🤖 AI Summary
This work establishes the first rigorous theoretical guarantees for task vector editing in nonlinear Transformer models. Addressing the efficacy of task vector arithmetic—specifically task addition and negation—in model editing, the paper analyzes these operations within a conceptual binary classification framework, integrating nonconvex optimization theory and generalization error bounds. It characterizes how task alignment or conflict governs editing performance: proving that task addition generalizes across multitask learning, task negation is feasible for machine unlearning, and the choice of linear coefficients critically determines out-of-domain task generalization. The theoretical analysis accommodates both full-parameter and low-rank weight updates.

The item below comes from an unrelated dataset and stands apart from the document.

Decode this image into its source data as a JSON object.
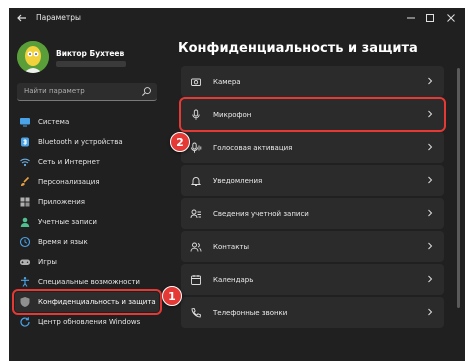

Empirical validation on the Phi-1.5 (1.3B) model for machine unlearning confirms the robust generalization capability of task vector editing, thereby bridging theoretical foundations with practical applicability in large language model editing.
📝 Abstract
Task arithmetic refers to editing the pre-trained model by adding a weighted sum of task vectors, each of which is the weight update from the pre-trained model to fine-tuned models for certain tasks. This approach recently gained attention as a computationally efficient inference method for model editing, e.g., multi-task learning, forgetting, and out-of-domain generalization capabilities. However, the theoretical understanding of why task vectors can execute various conceptual operations remains limited, due to the highly non-convexity of training Transformer-based models. To the best of our knowledge, this paper provides the first theoretical characterization of the generalization guarantees of task vector methods on nonlinear Transformers. We consider a conceptual learning setting, where each task is a binary classification problem based on a discriminative pattern. We theoretically prove the effectiveness of task addition in simultaneously learning a set of irrelevant or aligned tasks, as well as the success of task negation in unlearning one task from irrelevant or contradictory tasks. Moreover, we prove the proper selection of linear coefficients for task arithmetic to achieve guaranteed generalization to out-of-domain tasks. All of our theoretical results hold for both dense-weight parameters and their low-rank approximations. Although established in a conceptual setting, our theoretical findings were validated on a practical machine unlearning task using the large language model Phi-1.5 (1.3B).